The inclusion ‘movement’ has both drawn upon and stimulated a wide range of education scholarship and research. This range embraces: attempts to refine the conceptualisation of inclusive education; studies which aim to identify the characteristics and determinants of inclusive schools and classrooms; comparative and detailed studies of practice which reveal features of inclusive practice in relation to specific groups of learners; studies of the educational and other outcomes of inclusive provision; and collaborative action research aiming to learn about and promote the changes in practice entailed in schools becoming more inclusive. Reviewing this range, Clough (2000) has usefully proposed a tentative ‘framework of perspectives’, with five main elements that map broadly onto related historical developments in the UK over the preceding fifty years. He has suggested that each perspective generally dominated a decade since the 1950s, having had its roots in earlier times and having consequences which in many cases continue into the present.
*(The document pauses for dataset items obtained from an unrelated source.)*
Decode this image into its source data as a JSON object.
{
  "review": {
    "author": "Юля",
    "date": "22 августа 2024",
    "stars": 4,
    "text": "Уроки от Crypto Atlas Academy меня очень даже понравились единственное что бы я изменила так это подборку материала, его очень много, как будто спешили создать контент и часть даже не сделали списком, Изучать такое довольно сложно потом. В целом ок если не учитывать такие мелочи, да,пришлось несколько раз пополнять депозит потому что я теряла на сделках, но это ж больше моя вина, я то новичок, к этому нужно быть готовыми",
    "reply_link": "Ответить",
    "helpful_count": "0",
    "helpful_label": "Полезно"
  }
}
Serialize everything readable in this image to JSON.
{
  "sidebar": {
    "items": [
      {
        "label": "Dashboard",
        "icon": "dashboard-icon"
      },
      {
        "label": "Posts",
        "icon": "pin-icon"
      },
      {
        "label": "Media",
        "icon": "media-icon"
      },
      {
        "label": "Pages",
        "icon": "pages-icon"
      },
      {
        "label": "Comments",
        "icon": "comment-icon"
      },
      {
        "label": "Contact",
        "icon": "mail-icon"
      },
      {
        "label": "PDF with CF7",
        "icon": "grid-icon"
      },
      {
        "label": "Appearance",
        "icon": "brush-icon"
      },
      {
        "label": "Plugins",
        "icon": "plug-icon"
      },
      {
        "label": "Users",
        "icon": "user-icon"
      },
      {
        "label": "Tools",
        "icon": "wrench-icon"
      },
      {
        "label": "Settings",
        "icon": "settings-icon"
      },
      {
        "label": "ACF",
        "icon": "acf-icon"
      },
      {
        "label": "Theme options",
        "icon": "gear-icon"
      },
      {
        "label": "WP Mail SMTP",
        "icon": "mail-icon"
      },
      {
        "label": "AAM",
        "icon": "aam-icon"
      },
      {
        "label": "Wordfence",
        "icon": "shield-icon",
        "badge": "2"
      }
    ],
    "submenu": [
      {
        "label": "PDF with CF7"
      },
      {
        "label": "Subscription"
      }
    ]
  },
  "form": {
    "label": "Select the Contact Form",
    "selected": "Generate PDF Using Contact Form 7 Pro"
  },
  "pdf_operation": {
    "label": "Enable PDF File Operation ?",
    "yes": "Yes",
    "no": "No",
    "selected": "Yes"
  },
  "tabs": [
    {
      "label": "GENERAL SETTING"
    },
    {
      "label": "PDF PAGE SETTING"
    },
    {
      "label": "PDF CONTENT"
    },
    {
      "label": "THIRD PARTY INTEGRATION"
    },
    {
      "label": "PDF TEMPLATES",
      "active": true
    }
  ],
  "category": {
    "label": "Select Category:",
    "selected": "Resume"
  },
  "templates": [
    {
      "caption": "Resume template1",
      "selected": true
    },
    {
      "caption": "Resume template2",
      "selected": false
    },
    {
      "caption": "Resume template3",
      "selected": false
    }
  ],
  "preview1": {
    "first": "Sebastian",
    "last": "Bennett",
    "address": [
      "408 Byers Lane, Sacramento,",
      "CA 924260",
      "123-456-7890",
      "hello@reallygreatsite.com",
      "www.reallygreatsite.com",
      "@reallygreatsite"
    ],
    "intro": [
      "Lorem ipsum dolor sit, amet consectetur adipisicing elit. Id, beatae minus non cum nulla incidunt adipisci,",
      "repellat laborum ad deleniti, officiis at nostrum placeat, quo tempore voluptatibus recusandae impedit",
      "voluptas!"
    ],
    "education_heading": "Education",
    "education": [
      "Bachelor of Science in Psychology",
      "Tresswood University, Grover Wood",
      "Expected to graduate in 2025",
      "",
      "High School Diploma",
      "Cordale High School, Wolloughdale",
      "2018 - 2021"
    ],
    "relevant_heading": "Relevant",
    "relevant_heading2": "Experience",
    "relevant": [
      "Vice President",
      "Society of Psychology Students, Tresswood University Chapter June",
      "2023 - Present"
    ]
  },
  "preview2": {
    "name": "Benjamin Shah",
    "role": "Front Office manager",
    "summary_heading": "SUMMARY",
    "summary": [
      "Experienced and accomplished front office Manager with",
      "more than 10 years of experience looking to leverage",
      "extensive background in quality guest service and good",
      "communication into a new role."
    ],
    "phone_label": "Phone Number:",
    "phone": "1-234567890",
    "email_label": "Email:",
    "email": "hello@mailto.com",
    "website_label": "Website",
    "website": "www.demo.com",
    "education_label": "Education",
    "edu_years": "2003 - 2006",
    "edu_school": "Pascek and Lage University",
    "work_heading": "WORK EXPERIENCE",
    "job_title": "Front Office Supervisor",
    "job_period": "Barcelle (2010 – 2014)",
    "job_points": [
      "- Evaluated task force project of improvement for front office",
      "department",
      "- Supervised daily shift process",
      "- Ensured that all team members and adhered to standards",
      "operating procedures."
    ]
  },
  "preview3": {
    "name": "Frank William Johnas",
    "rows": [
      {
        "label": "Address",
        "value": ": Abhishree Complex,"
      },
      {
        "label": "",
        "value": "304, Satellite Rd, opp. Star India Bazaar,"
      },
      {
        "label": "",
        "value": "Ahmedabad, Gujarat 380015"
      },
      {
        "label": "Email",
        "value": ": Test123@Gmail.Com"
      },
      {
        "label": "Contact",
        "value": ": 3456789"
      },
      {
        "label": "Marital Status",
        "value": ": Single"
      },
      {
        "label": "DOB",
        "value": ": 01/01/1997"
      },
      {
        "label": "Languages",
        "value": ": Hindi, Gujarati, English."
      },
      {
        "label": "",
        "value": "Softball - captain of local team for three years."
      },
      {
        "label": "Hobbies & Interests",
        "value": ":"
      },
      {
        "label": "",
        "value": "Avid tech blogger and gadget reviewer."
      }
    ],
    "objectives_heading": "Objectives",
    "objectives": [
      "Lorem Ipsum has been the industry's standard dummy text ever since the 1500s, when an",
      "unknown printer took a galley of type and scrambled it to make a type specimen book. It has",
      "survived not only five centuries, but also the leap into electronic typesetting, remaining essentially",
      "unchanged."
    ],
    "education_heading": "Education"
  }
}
So we have:

Whilst these different perspectives indicate the richness of research and scholarship in this field, they also point to a considerable degree of fragmentation. It is our view that the relationships amongst these perspectives have not, by and large, been characterised by productive dialogue. For the most part, indeed, there has been no relationship at all, and research within any one perspective has proceeded as though the other perspectives simply did not exist. To use our own work as an example, one of us (Dyson) completed a study of the impact on the attainments of other students of the inclusion in mainstream schools of students identified as having special educational needs (Dyson et al., 2004). The study operates with the familiar techniques of school effectiveness and school improvement research – analyses of student outcomes, aggregation of those outcomes at school level,

and case studies of more and less ‘inclusive’, and more and less ‘effective’, schools. Its conceptualisation of inclusion is limited and traditional: the idea that students can be divided meaningfully and usefully into those with and without special educational needs is accepted; inclusion is seen as being about the placement of the former group in mainstream schools; and the worthwhileness of inclusion is to be judged simply by its impacts on the attainments of other students. Whilst the study was designed in this way for what we continue to believe are good reasons, and whilst – as good research should – it acknowledges its own limitations, it remains the case that it owes little if anything to the other perspectives which have been so productive elsewhere in inclusion research. We suggest, however, that similar criticisms could be levelled at many other studies in this field.